11. T-tests

Johnny van Doorn

University of Amsterdam

2025-09-30

Block 2: Life is Mean

Comparing 2 means (t-test)
Comparing 2 or more means (ANOVA)
Between subjects vs. Within subjects
Adding predictors

In this lecture we aim to:

Introduce the t-test for comparing means
- One mean
- Two means, within subjects
- Two means, between subjects
What numbers can we look at? Where do they come from?

Reading: Chapter 9

One-sample t-test

Compare 1 group mean to a hypothesized value

Measuring IQ

Models

\[\text{outcome} = \text{model} + \text{error}\]

\(\mathcal{H}_0: \text{model} = 120\)

\(\mathcal{H}_A: \text{model} = \bar{x}\)

Hypotheses

Null hypothesis

\(H_0: \mu = 120\)

Alternative hypotheses

\(H_A: \mu \neq 120\)
\(H_A: \mu > 120\)
\(H_A: \mu < 120\)

Can you phrase research questions that would lead you to each of these three versions of \(\mathcal{H}_A\)?

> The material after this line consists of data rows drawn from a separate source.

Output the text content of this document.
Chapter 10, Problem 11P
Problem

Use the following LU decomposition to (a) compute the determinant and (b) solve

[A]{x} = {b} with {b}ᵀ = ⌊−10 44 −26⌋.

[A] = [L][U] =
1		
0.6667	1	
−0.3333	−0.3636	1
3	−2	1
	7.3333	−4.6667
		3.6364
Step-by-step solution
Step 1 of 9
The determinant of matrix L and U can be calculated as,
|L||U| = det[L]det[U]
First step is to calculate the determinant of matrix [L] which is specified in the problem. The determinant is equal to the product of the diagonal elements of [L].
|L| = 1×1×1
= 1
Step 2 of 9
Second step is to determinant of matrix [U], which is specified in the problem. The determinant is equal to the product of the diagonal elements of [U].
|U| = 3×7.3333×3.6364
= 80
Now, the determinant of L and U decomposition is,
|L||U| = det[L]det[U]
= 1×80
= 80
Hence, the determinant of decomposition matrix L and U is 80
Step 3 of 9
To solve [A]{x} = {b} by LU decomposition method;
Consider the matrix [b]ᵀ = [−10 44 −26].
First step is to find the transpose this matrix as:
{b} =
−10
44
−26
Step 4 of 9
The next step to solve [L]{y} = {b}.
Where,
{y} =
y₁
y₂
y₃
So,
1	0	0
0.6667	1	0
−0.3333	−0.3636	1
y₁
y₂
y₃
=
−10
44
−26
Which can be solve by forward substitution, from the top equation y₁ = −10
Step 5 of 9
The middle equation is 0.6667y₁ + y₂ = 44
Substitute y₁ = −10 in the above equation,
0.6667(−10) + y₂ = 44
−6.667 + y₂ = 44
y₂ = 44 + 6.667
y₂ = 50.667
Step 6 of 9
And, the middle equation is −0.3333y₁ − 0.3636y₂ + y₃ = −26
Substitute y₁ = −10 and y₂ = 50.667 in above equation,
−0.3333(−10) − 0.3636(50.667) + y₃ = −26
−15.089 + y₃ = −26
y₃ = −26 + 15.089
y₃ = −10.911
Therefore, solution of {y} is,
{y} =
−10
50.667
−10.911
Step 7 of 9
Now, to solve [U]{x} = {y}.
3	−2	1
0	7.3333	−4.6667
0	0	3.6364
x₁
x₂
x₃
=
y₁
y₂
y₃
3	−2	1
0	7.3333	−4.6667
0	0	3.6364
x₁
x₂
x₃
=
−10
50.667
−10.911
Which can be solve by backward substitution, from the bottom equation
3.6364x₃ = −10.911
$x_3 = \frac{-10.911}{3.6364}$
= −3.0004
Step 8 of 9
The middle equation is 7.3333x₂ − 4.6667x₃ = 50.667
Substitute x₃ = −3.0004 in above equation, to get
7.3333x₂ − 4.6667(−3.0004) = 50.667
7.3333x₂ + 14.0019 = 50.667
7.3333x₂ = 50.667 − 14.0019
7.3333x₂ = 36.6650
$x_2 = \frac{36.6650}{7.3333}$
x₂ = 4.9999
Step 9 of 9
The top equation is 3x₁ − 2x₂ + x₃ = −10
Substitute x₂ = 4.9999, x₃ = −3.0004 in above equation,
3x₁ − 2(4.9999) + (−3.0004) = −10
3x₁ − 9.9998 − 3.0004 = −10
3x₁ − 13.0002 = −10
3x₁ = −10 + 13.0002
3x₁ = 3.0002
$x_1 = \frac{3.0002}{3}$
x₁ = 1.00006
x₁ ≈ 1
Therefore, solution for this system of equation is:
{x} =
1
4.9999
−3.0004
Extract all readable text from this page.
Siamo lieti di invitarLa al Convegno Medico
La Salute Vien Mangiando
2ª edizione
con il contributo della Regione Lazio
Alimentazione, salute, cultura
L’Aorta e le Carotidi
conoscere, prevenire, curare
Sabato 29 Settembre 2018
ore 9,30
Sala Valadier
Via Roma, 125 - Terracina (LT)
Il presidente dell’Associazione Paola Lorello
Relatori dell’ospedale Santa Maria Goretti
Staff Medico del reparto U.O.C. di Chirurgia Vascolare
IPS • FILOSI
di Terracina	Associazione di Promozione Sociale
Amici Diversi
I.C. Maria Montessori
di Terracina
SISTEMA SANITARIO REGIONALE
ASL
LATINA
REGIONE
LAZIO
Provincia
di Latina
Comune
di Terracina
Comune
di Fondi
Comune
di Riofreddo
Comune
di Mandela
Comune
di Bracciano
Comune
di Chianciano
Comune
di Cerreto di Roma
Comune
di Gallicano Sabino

Compare sample mean to 120

We use the one-sample t-test to compare the sample mean \(\bar{x}\) to the mean that is hypothesized by \(\mathcal{H}_0\): \(\mu = 120\). Let’s take a look at our sample:

mu     <- 120
n      <- length(IQ.next.to.you)
x      <- IQ.next.to.you
mean_x <- mean(x, na.rm = TRUE)
sd_x   <- sd(x, na.rm = TRUE)
cbind(n, mean_x, sd_x)

      n   mean_x     sd_x
[1,] 96 117.8854 19.73288

Does this mean differ significantly from \(\mathcal{H}_0:\) \(\mu = 120\)?

Assumptions

Normally distributed residuals (i.e., model errors)
Random samples

T-statistic

\[T_{n-1} = \frac{\bar{x}-\mu}{SE_x} = \frac{\bar{x}-\mu}{s_x / \sqrt{n}} = \frac{117.89 - 120 }{19.73 / \sqrt{96}}\]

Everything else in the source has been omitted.